Let's take a quick look at the average comment & point activity in the 'other' category, compared to the highest performing post type for each measure:

In [9]:
other_post_count = 0
other_comment_count = 0 
other_point_count = 0

for row in other_posts: 
    points = int(row[3])
    comments = int(row[4])
    
    other_point_count += points
    other_comment_count += comments
    other_post_count += 1
    
other_avg_comments = other_comment_count / other_post_count
other_avg_points = other_point_count / other_post_count

print("Average 'Other' Comments")
print(round(other_avg_comments,2))
print("Average 'Ask HN' Comments")
print(round(avg_ask_comments,2))
print('\n')
print("Average 'Other' Points")
print(round(other_avg_points,2))
print("Average 'Show HN' Points")
print(round(avg_show_points,2))
Average 'Other' Comments
26.87
Average 'Ask HN' Comments
14.04


Average 'Other' Points
55.41
Average 'Show HN' Points
27.56

Checking our Ask and Show analysis against the 'Other' data provides a really interesting next path to explore in this analysis. Though we could get some great engagement through 'Show HN' posts, it seems as though there are some hidden opportunities in the 'Other' category that we should explore.

That said, one challenge we may run into is that this data is not categorized - we were able to use a proxy for the category by analyzing two types of posts that always begin with the same string. Let's take a high level look at the 'Other' data to see if there is a clear path forward.

Quick Exploration of 'Other' Data

Just to see if we can glean some immediate insights from, or easily categorize, this 'other' data, below we've taken a look at the top 20 titles by point value.

In [10]:
other_post_points = []

for row in other_posts: 
    title = row[1]
    points = int(row[3])
    author = row[5]
    other_post_points.append([points, title])
    
sorted_other_points = sorted(other_post_points, reverse = True)

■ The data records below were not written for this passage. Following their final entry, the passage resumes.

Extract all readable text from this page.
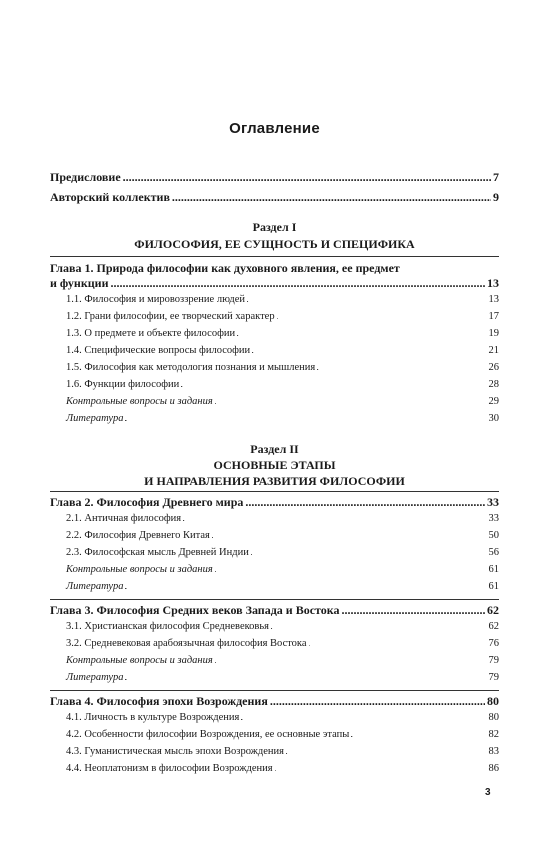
Оглавление
Предисловие . . .	7
Авторский коллектив . . .	9
Раздел I
ФИЛОСОФИЯ, ЕЕ СУЩНОСТЬ И СПЕЦИФИКА
Глава 1. Природа философии как духовного явления, ее предмет
и функции . . .	13
1.1. Философия и мировоззрение людей . . .	13
1.2. Грани философии, ее творческий характер . . .	17
1.3. О предмете и объекте философии . . .	19
1.4. Специфические вопросы философии . . .	21
1.5. Философия как методология познания и мышления . . .	26
1.6. Функции философии . . .	28
Контрольные вопросы и задания . . .	29
Литература . . .	30
Раздел II
ОСНОВНЫЕ ЭТАПЫ
И НАПРАВЛЕНИЯ РАЗВИТИЯ ФИЛОСОФИИ
Глава 2. Философия Древнего мира . . .	33
2.1. Античная философия . . .	33
2.2. Философия Древнего Китая . . .	50
2.3. Философская мысль Древней Индии . . .	56
Контрольные вопросы и задания . . .	61
Литература . . .	61
Глава 3. Философия Средних веков Запада и Востока . . .	62
3.1. Христианская философия Средневековья . . .	62
3.2. Средневековая арабоязычная философия Востока . . .	76
Контрольные вопросы и задания . . .	79
Литература . . .	79
Глава 4. Философия эпохи Возрождения . . .	80
4.1. Личность в культуре Возрождения . . .	80
4.2. Особенности философии Возрождения, ее основные этапы . . .	82
4.3. Гуманистическая мысль эпохи Возрождения . . .	83
4.4. Неоплатонизм в философии Возрождения . . .	86
3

print("Top 20 'Other' Titles by Points")

for row in sorted_other_points[:20]:
    title = row[1]
    points = row[0]
    string = "{} points : {}"
    final_string = string.format(points, title)
    print(final_string)
    
Top 20 'Other' Titles by Points
2553 points : Pardon Snowden
2381 points : Tell HN: New features and a moderator
1851 points : Master Plan, Part Deux
1622 points : Responsive Pixel Art
1573 points : I've Just Liberated My Modules
1565 points : Being sued, in East Texas, for using the Google Play Store [video]
1562 points : Instagram's Million Dollar Bug
1559 points : TensorFlow: open-source library for machine intelligence
1447 points : Amazon's customer service backdoor
1395 points : Lee Sedol Beats AlphaGo in Game 4
1368 points : VLC contributor living in Aleppo writing about the Paris attacks
1323 points : It's The Future
1304 points : He Always Had a Dark Side
1302 points : Graphing when your Facebook friends are awake
1284 points : SpaceX launch webcast: Orbcomm-2 Mission [video]
1282 points : My First 10 Minutes on a Server
1260 points : Let's Encrypt is Trusted
1238 points : Philae Found
1207 points : Google achieves AI 'breakthrough' by beating Go champion
1195 points : Massachusetts Bans Employers from Asking Applicants About Previous Pay

At first glance, no major categorizations of these top titles jump out that may be able to give us guidance on which type of 'other' post to pursue. I'm interested in hearing how one might approach digging further into this section of the data.

Conclusion

To maximize positive engagement on the Hacker News site, we should opt to publish an engaging 'Show HN' post between the hours of 10pm-12am. This type of post and time period have shown promising levels of engagement based on point values, and would be our best bet to catch the attention of the HN community.

That said, there is an interesting opportunity to explore the other_posts list, which is more difficult to categorize & filter, but shows very high levels of engagement upon a cursory exploration of the data.